AED : La situation en Irak et en Syrie s’est améliorée. C’est de là-bas que viennent la plupart des réfugiés. Ont-ils commencé à rentrer chez eux ?

Une petite minorité est retournée dans son pays d’origine. La majorité des réfugiés émigrent vers l’Europe ou le Canada, à la recherche d’un avenir meilleur. À Zahlé, beaucoup d’entre eux sont partis sans rien nous dire, parce qu’ils savent que nous ne sommes pas en faveur de leur émigration. Les autres familles sont toujours ici à Zahlé, et nous en prenons soin.

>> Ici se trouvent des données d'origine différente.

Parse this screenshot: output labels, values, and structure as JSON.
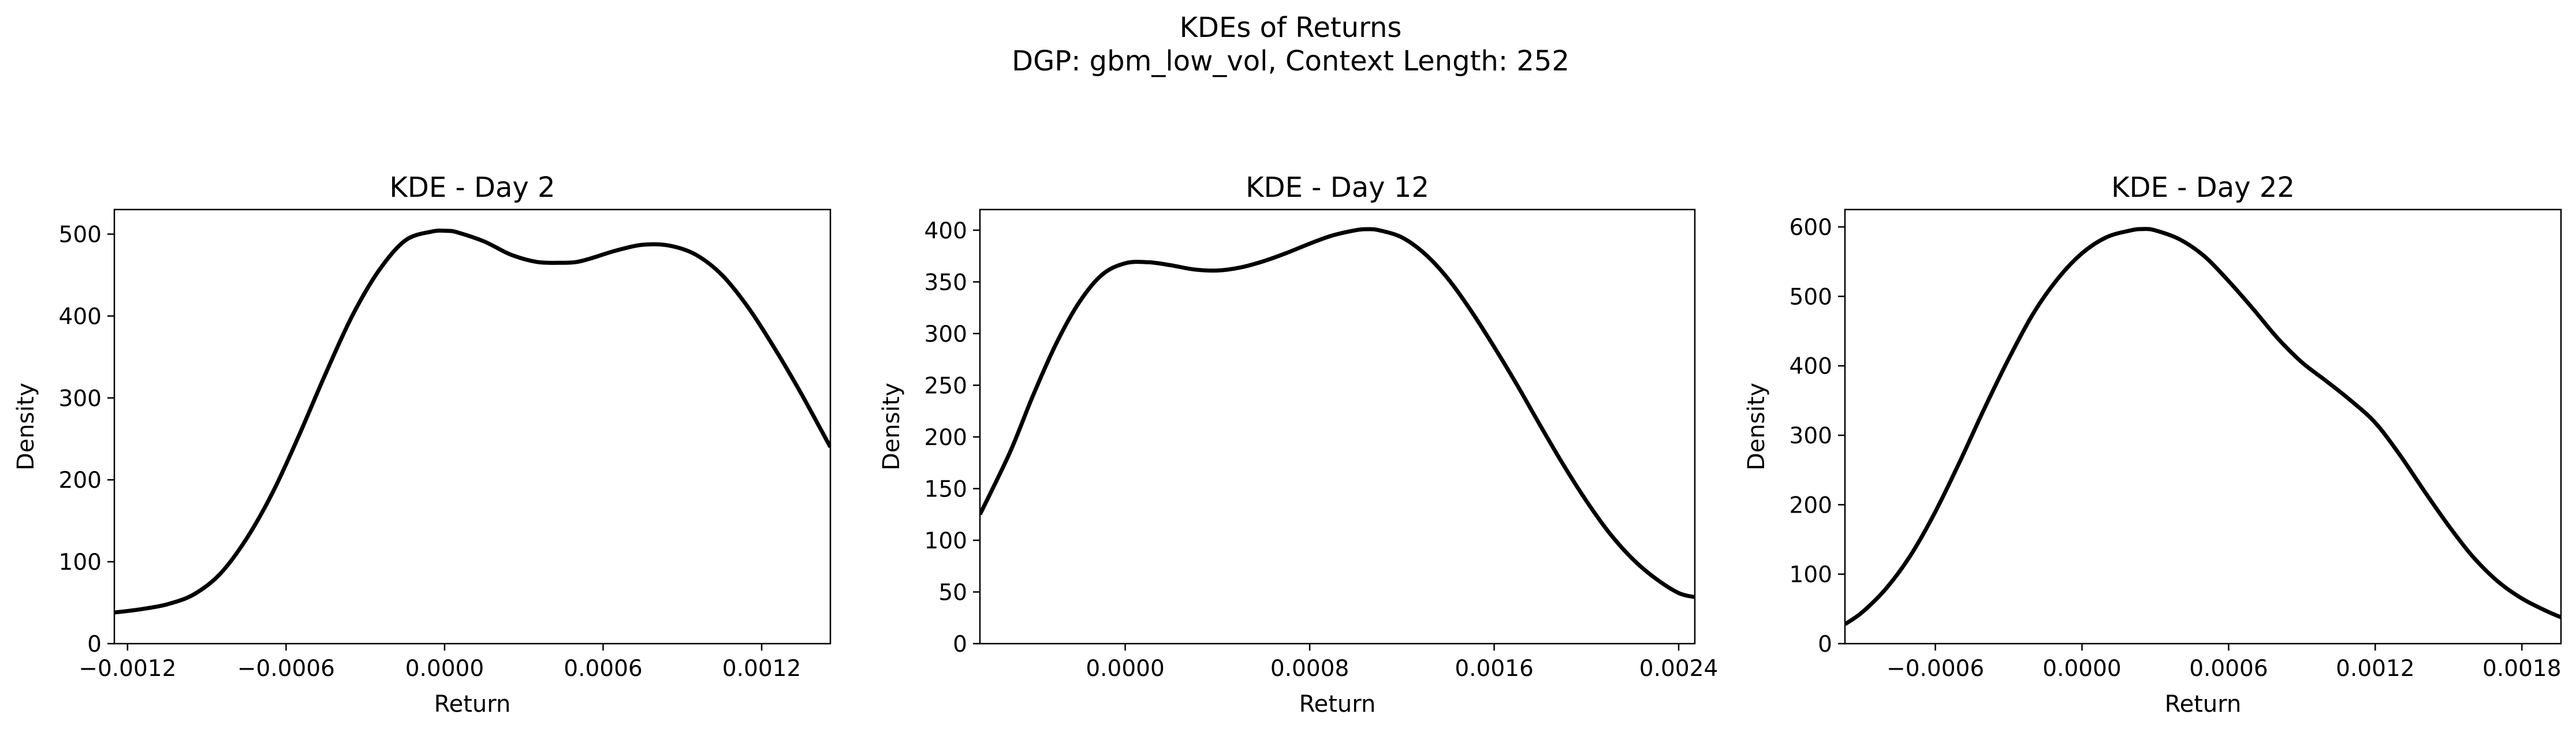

AED : En quoi consiste l’aide de l’AED ?

L’AED aide les réfugiés en leur donnant la possibilité d’avoir un repas chaud tous les jours à la « Table de Saint Jean le Miséricordieux », mais aussi par l’aide humanitaire, y compris la distribution de colis alimentaires, trousses d’hygiène, couches, mazout pour le chauffage, par l’aide au paiement des loyers, des frais de scolarité et l’assistance médicale.

Cette aide est très importante pour les réfugiés, d’autant plus que le Liban connaît une crise économique et un taux de chômage élevé. Les libanais eux-mêmes souffrent de cette grave situation économique depuis longtemps, et c’est la principale cause qui a déclenché le soulèvement et les manifestations de rue.